Me duele pensar que hemos normalizado el horror
Por ello me duele sobre manera que hemos normalizado el horror. Que lo miramos con distancia, como si no formara parte de nuestra vida cotidiana. Que basta con transcribir un teletipo de una agencia, esperar que la Policía nos mande la fotografía en cuestión y pasar al siguiente titular, olvidándonos que detrás de cada resto humano hay una historia que no conocemos, una familia que quizá espera noticias o una vida truncada por el mar.
Como si no interesara que la conversación entre en la sociedad. Como si no encajara con la Ibiza que queremos proyectar centrada en los anuncios de buenas cifras, de récords, de fiestas, de sol, de playa y de hedonismo y, que por cierto, está muy alejada de esa otra Ibiza que madruga para limpiar calles, la que tiene que marcharse porque el nivel de vida les ha expulsado o la que malvive donde puede porque no encuentra ni un piso ni una habitación. Esa que da lustre y sostiene a la Ibiza del brillo. Esa que sabe que, precisamente, la isla no no es solo brillo y que también hay marea baja.
El hallazgo de Platja d’en Bossa no debería quedar como simple curiosidad macabra. Debería servirnos para mirar hacia dentro y para hacernos reflexionar sobre qué es lo que estamos haciendo mal cuando el mar nos devuelve partes de personas y nosotros seguimos igual. No se trata solo de identificar un cuerpo. Se trata de recuperar la empatía colectiva que se nos está escapando y hacerlo a través de la implicación social. Y no a través del morbo, a través de un vídeo o una foto que se comparte en redes sociales, sino desde la conciencia. Preguntarnos qué ocurre en nuestras costas, qué historias quedan flotando, quiénes son los que desaparecen y al mismo tiempo hacerlo con rigor y con humanidad.

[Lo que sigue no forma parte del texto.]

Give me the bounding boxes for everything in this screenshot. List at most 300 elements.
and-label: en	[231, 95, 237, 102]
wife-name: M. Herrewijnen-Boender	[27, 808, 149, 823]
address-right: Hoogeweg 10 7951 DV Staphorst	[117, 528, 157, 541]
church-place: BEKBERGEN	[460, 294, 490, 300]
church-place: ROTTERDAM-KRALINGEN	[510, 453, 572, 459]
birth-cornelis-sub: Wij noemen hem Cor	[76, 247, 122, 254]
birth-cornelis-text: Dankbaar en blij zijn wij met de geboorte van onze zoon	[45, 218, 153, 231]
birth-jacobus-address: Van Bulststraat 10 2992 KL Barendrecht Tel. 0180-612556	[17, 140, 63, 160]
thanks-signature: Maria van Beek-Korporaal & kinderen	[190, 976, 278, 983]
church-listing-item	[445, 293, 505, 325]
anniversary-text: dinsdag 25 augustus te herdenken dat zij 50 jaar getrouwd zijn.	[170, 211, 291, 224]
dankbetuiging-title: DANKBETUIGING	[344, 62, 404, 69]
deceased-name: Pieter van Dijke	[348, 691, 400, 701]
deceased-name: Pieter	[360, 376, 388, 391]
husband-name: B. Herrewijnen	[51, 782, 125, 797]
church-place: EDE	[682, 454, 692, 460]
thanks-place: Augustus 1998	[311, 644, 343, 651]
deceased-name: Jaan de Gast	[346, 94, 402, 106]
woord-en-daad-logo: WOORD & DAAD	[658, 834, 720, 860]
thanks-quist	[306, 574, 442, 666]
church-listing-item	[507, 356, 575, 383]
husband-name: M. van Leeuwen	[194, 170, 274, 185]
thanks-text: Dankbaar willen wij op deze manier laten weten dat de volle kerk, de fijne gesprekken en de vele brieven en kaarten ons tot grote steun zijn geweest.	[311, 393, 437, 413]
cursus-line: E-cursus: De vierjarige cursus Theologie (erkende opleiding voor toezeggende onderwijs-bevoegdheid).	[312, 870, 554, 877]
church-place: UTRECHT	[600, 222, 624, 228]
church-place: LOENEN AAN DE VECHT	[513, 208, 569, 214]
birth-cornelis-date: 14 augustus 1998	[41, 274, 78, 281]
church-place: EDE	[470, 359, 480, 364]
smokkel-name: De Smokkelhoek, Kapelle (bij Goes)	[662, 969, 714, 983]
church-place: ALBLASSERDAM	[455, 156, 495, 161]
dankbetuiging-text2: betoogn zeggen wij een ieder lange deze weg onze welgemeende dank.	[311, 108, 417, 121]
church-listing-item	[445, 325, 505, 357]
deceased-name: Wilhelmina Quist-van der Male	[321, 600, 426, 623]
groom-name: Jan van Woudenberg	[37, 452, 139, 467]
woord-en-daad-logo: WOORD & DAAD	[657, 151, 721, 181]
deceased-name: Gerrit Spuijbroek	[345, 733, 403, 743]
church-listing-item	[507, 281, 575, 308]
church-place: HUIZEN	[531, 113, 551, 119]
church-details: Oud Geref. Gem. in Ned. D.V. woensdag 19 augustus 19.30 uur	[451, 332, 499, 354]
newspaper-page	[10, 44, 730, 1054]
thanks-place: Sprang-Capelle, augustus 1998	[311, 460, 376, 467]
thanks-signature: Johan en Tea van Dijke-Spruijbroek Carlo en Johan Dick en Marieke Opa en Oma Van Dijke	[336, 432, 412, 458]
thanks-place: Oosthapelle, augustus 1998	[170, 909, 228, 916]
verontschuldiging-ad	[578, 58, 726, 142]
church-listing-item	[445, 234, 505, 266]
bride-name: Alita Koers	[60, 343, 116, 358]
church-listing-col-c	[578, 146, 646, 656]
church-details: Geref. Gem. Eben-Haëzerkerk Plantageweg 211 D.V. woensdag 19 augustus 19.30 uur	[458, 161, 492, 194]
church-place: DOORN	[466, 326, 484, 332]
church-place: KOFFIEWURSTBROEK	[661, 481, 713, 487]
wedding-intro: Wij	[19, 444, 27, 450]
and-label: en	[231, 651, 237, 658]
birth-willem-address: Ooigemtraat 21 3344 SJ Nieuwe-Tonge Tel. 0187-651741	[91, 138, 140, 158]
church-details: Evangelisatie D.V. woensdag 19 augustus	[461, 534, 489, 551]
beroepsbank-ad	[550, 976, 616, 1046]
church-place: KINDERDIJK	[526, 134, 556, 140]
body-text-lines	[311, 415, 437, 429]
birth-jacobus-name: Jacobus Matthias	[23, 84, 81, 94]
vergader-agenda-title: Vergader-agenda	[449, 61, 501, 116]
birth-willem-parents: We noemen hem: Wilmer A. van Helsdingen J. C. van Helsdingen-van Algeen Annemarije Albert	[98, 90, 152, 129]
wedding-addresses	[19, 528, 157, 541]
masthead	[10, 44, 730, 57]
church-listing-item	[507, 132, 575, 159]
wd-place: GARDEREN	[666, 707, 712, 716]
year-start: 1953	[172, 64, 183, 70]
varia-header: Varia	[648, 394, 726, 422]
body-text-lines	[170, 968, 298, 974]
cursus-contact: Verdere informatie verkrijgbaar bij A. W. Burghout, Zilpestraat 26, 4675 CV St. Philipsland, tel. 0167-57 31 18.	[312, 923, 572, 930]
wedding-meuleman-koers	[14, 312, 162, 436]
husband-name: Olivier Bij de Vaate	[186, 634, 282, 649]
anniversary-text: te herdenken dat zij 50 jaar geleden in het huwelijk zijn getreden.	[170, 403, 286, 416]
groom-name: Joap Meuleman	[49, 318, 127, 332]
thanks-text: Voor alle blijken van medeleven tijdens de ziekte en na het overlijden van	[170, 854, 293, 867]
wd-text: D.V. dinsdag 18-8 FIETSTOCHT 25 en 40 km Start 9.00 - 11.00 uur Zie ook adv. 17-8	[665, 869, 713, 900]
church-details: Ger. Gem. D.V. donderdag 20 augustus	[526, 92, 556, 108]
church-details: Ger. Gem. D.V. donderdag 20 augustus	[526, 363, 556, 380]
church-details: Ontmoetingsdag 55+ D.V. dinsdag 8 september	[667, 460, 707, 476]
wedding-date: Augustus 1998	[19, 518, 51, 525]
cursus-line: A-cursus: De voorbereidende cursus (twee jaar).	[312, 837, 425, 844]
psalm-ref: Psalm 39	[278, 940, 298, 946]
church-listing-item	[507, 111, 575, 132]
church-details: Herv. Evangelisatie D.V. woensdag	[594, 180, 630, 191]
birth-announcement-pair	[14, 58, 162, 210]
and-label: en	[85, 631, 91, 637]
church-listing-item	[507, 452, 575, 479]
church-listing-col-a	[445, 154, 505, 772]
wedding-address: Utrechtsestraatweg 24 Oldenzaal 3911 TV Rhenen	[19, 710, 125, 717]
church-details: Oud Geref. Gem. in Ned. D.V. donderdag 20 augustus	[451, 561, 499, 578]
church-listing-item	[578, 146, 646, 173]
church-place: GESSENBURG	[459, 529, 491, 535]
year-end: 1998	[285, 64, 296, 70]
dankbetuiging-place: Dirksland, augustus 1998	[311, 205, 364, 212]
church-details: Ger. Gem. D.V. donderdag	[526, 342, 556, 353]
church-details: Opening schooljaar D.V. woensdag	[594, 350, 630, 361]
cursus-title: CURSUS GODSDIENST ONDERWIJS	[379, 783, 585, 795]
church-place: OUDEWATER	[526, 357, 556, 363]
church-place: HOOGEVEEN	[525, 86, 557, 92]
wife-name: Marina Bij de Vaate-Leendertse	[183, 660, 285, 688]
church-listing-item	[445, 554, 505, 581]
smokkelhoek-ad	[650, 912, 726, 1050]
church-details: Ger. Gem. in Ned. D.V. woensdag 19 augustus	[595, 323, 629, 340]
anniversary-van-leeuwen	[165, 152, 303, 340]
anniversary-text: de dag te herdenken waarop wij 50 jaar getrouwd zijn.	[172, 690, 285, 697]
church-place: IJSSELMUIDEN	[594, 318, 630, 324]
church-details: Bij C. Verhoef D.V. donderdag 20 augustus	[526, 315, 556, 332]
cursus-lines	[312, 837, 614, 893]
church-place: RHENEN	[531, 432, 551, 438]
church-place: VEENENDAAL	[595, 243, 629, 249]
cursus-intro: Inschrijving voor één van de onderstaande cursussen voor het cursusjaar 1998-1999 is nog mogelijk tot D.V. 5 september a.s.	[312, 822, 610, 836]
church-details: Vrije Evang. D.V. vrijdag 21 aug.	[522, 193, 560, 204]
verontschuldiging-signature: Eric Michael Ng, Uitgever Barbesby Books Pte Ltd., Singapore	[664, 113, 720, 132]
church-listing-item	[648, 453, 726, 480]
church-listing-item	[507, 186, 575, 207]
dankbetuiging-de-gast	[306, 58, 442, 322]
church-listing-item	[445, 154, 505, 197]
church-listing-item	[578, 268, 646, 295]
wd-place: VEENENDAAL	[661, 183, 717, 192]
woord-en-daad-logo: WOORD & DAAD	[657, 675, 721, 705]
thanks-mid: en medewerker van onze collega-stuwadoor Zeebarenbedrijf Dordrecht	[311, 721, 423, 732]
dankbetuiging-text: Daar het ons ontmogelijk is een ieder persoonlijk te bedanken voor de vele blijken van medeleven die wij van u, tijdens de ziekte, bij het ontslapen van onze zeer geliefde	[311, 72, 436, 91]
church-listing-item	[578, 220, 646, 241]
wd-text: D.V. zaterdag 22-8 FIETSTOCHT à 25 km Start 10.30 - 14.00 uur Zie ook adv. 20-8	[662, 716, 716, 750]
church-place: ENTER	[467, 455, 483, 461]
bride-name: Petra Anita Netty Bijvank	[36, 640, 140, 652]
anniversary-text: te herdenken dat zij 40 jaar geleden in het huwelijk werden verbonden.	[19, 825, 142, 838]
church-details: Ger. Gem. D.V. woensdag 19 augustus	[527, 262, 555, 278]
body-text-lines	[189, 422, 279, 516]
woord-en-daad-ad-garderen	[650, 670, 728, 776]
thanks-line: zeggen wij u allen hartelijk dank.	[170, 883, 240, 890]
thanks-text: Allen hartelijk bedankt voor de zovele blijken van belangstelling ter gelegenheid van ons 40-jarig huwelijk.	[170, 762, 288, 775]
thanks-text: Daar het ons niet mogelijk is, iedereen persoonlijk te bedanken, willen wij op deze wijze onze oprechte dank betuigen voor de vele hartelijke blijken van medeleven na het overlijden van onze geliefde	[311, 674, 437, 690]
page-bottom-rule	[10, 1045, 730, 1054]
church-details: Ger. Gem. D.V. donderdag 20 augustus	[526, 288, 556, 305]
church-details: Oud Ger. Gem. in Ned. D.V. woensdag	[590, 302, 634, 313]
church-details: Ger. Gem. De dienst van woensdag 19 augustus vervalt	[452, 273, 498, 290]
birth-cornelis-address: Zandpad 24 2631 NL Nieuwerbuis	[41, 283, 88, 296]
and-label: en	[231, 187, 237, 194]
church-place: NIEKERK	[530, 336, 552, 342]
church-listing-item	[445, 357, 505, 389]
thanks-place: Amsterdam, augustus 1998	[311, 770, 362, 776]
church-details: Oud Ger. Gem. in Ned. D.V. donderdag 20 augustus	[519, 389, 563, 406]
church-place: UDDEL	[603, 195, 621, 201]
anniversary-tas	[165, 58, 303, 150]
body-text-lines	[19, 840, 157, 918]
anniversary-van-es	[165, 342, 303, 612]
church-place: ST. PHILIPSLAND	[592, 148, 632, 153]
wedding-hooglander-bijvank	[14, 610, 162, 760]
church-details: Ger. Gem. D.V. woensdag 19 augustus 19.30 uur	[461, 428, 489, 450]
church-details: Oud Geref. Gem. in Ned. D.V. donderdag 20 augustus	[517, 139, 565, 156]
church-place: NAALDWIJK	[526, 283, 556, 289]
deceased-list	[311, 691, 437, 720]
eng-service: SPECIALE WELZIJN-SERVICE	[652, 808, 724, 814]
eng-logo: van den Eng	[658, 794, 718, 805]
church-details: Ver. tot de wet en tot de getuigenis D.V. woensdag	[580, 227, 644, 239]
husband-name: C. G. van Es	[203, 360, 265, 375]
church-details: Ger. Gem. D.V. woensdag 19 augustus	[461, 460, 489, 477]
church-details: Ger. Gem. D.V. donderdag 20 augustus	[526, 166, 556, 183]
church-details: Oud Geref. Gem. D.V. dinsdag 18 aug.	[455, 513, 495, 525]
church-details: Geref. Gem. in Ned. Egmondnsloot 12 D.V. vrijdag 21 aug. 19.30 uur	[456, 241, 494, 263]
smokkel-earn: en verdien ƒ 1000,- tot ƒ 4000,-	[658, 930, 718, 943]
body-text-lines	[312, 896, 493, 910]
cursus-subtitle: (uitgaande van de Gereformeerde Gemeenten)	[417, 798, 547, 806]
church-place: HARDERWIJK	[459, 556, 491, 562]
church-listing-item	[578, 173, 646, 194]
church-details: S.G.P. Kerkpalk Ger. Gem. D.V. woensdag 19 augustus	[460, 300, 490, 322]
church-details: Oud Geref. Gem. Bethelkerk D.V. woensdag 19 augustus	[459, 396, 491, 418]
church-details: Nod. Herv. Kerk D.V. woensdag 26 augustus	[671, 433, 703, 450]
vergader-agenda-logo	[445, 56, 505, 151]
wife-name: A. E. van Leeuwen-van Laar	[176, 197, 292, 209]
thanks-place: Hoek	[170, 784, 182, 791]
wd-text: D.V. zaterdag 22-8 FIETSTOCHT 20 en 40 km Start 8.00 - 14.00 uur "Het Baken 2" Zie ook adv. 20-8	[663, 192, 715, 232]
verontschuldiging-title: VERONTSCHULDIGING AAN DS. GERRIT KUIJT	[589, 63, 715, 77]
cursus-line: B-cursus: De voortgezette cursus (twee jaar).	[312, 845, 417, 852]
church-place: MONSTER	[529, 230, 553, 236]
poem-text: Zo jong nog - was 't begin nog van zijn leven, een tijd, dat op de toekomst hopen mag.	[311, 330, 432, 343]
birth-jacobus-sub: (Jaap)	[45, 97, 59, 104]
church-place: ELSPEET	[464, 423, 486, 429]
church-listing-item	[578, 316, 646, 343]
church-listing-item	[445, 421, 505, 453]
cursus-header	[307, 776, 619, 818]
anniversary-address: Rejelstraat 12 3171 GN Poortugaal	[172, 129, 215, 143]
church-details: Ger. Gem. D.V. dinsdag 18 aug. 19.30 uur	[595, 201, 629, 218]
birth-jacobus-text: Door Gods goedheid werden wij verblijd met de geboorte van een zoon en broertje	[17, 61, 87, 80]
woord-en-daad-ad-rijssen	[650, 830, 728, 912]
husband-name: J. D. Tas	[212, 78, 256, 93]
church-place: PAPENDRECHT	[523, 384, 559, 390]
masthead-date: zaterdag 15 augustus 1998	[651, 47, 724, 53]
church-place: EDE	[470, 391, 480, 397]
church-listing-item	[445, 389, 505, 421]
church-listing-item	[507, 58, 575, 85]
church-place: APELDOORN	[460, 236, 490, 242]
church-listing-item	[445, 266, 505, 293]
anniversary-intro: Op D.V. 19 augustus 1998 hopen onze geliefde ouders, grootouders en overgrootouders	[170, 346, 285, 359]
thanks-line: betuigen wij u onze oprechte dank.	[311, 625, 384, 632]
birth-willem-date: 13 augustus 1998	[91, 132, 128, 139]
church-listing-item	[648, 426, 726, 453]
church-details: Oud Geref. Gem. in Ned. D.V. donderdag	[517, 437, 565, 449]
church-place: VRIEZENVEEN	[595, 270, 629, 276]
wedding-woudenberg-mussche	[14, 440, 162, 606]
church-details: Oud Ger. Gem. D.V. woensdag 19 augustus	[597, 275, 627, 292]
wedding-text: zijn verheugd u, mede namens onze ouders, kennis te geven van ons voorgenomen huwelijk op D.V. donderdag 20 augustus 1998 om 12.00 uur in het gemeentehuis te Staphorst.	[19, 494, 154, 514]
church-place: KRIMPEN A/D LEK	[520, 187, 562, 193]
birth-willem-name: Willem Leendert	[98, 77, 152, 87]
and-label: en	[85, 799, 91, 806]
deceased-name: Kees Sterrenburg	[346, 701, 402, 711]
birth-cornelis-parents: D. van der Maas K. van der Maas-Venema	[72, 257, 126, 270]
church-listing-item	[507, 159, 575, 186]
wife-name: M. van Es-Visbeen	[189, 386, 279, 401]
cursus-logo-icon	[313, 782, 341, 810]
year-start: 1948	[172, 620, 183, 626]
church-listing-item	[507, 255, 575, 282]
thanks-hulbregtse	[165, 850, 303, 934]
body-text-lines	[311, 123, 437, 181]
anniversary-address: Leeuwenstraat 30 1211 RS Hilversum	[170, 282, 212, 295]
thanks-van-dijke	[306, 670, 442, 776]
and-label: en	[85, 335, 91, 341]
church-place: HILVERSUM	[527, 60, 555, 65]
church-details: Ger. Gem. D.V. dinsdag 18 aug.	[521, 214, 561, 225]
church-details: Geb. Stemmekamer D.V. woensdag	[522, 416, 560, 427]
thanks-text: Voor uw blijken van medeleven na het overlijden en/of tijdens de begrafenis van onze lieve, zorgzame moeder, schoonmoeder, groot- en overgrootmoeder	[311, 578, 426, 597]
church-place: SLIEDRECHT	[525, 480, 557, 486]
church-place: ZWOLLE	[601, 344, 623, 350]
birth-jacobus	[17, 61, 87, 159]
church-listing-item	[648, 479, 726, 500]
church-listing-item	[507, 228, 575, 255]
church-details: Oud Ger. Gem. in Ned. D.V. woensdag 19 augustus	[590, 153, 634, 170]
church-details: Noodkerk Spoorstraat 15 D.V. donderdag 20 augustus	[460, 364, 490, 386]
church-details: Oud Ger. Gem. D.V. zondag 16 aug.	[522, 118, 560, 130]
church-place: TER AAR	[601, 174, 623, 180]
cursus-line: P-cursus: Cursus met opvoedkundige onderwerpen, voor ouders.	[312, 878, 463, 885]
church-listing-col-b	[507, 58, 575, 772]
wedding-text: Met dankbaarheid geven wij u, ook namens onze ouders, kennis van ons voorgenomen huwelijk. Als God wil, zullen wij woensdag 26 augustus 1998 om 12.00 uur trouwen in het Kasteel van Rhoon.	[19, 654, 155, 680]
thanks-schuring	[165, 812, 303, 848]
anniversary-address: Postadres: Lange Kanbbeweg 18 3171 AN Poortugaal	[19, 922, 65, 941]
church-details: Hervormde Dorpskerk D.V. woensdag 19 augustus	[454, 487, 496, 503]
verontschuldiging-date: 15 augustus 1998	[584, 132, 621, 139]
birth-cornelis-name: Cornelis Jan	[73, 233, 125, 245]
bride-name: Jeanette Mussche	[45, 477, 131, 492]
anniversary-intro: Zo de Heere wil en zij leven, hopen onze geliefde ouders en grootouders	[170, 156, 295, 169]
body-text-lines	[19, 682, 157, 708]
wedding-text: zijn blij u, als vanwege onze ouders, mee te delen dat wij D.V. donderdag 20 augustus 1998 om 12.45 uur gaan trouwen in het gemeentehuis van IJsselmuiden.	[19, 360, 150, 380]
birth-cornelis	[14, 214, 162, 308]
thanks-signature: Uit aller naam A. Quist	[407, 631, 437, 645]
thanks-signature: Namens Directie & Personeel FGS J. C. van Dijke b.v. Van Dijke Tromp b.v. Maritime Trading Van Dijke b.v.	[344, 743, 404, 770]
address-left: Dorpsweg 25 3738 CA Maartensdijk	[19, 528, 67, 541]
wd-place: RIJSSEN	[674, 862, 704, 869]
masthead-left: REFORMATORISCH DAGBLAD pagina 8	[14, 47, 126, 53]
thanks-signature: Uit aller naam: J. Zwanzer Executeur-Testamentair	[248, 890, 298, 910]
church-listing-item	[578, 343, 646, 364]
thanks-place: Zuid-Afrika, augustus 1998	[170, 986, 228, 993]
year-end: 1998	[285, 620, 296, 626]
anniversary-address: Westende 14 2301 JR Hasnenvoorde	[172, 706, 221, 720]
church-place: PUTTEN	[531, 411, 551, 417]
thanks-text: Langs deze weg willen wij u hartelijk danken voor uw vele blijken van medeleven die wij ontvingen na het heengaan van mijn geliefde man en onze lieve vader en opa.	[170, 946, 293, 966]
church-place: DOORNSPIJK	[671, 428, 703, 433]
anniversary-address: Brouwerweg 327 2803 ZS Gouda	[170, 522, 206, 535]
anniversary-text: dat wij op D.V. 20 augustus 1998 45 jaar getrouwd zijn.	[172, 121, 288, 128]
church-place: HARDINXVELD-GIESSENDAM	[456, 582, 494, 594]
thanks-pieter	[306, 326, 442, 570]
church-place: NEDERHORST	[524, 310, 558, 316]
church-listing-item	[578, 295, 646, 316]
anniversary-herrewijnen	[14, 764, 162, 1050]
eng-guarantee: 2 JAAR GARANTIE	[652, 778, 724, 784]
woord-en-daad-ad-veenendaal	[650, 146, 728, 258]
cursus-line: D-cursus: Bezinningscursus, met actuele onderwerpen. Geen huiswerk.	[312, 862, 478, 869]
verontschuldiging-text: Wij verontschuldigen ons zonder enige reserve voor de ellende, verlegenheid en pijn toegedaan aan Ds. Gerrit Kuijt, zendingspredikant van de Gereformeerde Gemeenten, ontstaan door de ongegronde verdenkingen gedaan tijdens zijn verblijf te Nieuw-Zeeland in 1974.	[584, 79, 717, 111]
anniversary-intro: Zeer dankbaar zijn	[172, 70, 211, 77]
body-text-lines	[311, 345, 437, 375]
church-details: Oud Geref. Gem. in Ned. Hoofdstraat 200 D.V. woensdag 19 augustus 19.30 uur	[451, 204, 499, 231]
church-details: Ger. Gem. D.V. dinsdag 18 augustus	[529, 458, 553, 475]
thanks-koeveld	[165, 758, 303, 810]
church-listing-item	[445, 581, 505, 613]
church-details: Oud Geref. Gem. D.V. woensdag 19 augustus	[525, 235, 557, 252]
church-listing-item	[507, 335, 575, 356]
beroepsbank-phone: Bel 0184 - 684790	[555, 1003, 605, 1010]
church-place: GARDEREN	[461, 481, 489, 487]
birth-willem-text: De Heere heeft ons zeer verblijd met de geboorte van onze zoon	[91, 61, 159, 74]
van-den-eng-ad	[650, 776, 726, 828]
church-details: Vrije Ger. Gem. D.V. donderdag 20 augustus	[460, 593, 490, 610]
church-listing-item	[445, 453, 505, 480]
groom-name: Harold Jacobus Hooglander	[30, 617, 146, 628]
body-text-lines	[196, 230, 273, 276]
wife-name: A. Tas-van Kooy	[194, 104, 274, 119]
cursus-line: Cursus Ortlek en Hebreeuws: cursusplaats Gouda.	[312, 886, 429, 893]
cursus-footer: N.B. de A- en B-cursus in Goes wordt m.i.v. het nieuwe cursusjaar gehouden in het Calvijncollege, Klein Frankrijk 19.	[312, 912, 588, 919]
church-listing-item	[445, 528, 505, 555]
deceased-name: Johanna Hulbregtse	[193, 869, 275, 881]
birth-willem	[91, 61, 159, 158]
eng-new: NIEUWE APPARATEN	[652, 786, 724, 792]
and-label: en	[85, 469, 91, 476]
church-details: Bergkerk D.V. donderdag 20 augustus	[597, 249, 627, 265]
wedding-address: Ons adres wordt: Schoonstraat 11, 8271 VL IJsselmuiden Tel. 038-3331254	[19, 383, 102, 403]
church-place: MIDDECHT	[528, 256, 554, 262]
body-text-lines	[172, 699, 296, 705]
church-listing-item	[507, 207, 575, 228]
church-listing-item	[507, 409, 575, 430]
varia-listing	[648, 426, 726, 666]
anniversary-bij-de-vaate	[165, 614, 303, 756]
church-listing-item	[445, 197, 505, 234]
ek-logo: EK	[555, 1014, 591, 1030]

Y es que si partimos de la base de que la indiferencia es una de las mayores formas de abandono que hay y de que Ibiza siempre ha presumido de espíritu libre y acogedor, no podemos permitirnos mirar hacia otro lado cuando el Mediterráneo se convierte en cementerio. El turismo no puede tapar el dolor. No puede hacernos olvidar que bajo nuestro sol, nuestras calas y nuestras aguas azul turquesa también hay sombras que merecen ser vistas.
Las Pitiusas hace tiempo que se debaten entre el brillo y el vértigo
Y reflexionar sobre esto también nos hacer darnos cuenta que las Pitiusas llevan tiempo debatiéndose entre el brillo y el vértigo. Entre lo que muestran al mundo y lo que esconden de sí mismas olvidándose de que una comunidad no se mide por su número de visitantes, sino por cómo reacciona ante el sufrimiento. Y que en eso, tal vez, estamos suspendiendo.
Porque el mar nos devuelve lo que preferimos olvidar. Nos lo devuelve para que miremos, para que sintamos, para que actuemos y para que entendamos que toda vida humana vale más que cualquier campaña de promoción. Y para que entendamos que, tal vez, aquel palo que los agentes clavaron en la arena para evitar que el mar se llevara los restos puede ser una metáfora de cómo un simple gesto sencillo puede y debe impedir que el olvido arrastre lo poco que queda de una persona. Ojalá podamos hacer lo mismo como sociedad y seamos capaces de sostener la memoria, resistir a la indiferencia e impedir que la marea se lleve nuestra humanidad.
Porque si algo debería inquietarnos no es que el mar devuelva cuerpos sino que, nosotros, cada día más, devolvemos silencio.